Ticaret Bakanı Ömer Bolat, OECD Bakanlar Konseyi Toplantısı'nda çok taraflı ticaret sistemi kurallarının korunması gerektiğini vurguladı. Bolat, uluslararası ticaretin istikrarı ve büyümesi için bu kuralların önemli olduğunu belirtti. Ticarette adil rekabetin sağlanması ve ticaret engellerinin kaldırılması için işbirliğinin artırılması gerektiğini ifade etti.
Bolat, Paris'te gerçekleşen OECD Bakanlar Konseyi Toplantısı'na katılarak Türkiye'nin kurucu üyelerinden olduğu bu önemli uluslararası kuruluşun tarihçesine ve işlevlerine değindi.
Bolat, OECD'nin 1948 yılında ABD ve ana Avrupa ülkeleri öncülüğünde kurulan işbirliği ve kalkınma kuruluşu olduğunu belirtti. Şu anda 38 üyesi bulunan OECD'nin Genel Sekreterliği ve üye ülkelerin daimi temsilcilerinin Paris'te bulunduğunu vurguladı. Her yıl gerçekleşen Bakanlar Konseyi Toplantısı'na ise ticaret, dışişleri, hazine ve maliye bakanlarının davet edildiğini aktardı.
Bolat, katıldığı oturumda uluslararası ekonomik sistemdeki meydan okumaları ve çok taraflı uluslararası ticaret sisteminin karşı karşıya olduğu riskleri ele aldıklarını belirtti.

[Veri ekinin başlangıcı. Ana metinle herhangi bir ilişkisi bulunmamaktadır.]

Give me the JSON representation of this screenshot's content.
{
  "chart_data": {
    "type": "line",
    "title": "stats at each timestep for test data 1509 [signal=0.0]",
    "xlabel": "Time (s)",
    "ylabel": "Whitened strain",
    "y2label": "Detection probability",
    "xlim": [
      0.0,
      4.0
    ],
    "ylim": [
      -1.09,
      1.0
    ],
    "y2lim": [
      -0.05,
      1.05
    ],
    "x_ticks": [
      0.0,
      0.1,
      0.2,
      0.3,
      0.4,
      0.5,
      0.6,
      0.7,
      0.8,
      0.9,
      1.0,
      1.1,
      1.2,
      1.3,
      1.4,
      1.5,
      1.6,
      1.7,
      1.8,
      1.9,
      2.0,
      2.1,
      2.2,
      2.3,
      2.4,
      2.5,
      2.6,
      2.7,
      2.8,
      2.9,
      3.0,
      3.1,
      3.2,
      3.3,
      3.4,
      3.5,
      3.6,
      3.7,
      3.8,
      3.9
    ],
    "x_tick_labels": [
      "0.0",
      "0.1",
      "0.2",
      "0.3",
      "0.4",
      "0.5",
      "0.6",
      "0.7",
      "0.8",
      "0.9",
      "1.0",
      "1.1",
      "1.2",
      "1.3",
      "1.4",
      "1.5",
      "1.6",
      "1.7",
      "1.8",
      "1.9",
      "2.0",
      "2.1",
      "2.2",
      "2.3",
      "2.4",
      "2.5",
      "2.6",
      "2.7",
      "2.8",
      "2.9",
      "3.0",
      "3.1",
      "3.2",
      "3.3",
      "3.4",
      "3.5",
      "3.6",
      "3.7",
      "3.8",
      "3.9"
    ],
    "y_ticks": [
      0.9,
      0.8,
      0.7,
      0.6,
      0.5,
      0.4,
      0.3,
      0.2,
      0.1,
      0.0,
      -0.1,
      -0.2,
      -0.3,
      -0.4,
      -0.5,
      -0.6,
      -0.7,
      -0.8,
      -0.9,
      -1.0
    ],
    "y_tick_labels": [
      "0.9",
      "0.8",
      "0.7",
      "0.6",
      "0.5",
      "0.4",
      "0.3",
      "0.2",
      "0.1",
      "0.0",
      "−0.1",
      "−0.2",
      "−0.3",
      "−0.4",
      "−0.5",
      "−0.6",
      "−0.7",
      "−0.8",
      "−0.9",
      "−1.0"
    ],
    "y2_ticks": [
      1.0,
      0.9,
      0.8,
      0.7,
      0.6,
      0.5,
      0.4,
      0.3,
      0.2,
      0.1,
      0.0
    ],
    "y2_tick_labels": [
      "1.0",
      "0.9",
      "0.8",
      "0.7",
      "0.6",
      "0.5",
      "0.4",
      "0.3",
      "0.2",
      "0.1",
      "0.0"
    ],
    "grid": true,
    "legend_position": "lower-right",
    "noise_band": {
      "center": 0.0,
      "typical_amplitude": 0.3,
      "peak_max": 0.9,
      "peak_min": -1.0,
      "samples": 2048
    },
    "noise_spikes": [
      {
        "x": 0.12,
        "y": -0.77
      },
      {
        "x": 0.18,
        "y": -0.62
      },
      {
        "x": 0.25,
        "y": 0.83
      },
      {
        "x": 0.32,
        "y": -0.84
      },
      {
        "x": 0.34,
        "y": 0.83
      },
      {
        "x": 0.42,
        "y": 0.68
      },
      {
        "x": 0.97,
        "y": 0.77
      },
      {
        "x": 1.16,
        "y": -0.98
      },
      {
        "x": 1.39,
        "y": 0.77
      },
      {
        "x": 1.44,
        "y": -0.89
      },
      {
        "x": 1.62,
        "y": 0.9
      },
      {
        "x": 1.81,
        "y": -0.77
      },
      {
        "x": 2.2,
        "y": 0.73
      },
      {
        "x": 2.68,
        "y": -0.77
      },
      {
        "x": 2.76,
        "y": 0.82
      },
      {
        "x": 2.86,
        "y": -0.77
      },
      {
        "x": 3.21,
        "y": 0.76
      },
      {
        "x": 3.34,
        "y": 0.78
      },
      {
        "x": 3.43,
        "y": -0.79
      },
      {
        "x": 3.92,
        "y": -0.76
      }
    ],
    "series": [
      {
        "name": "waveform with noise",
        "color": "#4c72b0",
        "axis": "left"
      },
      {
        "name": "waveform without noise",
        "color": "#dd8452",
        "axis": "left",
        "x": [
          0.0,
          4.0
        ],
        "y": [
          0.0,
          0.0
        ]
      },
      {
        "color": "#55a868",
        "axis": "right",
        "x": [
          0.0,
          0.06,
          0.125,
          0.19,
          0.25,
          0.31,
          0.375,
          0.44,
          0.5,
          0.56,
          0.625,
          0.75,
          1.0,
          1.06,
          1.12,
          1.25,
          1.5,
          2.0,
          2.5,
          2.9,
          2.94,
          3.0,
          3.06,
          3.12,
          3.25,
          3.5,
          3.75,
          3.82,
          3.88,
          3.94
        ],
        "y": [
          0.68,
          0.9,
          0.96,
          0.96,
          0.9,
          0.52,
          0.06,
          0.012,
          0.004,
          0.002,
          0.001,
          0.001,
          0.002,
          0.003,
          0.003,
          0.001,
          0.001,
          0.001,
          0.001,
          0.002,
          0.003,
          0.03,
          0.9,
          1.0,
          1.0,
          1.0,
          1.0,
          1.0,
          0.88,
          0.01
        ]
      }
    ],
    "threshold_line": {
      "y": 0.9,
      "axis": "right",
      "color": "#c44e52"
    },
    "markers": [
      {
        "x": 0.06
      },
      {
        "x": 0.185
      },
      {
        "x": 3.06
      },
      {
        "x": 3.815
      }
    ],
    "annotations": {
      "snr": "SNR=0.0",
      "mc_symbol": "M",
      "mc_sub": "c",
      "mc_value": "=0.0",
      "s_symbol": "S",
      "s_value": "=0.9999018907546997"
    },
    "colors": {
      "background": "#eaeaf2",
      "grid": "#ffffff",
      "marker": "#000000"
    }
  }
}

Toplantıda alınan kararlar doğrultusunda yayınlanan bildiride, özellikle sübvansiyonlar ve ticaretteki haksız rekabet gibi konuların ele alındığını ifade etti.
Bolat, konuşmasında OECD ile Dünya Ticaret Örgütü arasındaki etkileşimi ve işbirliğini artırma gerekliliğine vurgu yaptı. Ayrıca, az gelişmiş ve gelişmekte olan ülkelerin uluslararası finans sistemine erişimini artırmak için önerilerde bulunduklarını söyledi. Önerilerin genel olarak destek gördüğünü ancak uygulamada bazı ülkelerin yanlış politikaları sürdürdüğünü belirtti.
Bolat, OECD'nin dünya ekonomisi ve ticaret sistemi üzerine yaptığı çalışmaların önemine değinerek, uluslararası kuruluşlar arasında fikir alışverişi ve ortak çözüm önerilerinin geliştirildiğini söyledi. Dünya ekonomisinin ve ticaretinin olumsuz gelişmeler karşısında uyanışa geçmesi ve çok taraflı kararlar alınması gerektiğini vurguladı.
Bolat, günümüzde yeşil ekonominin ve dijitalleşmenin önem kazandığı bir dönemde birçok ülkenin yatırım ve uygulamalara odaklanması gerektiğini belirtti. Türkiye adına yapılan değerlendirmelerin OECD'nin dünya ekonomisine katkı sağlaması temennisinde bulundu.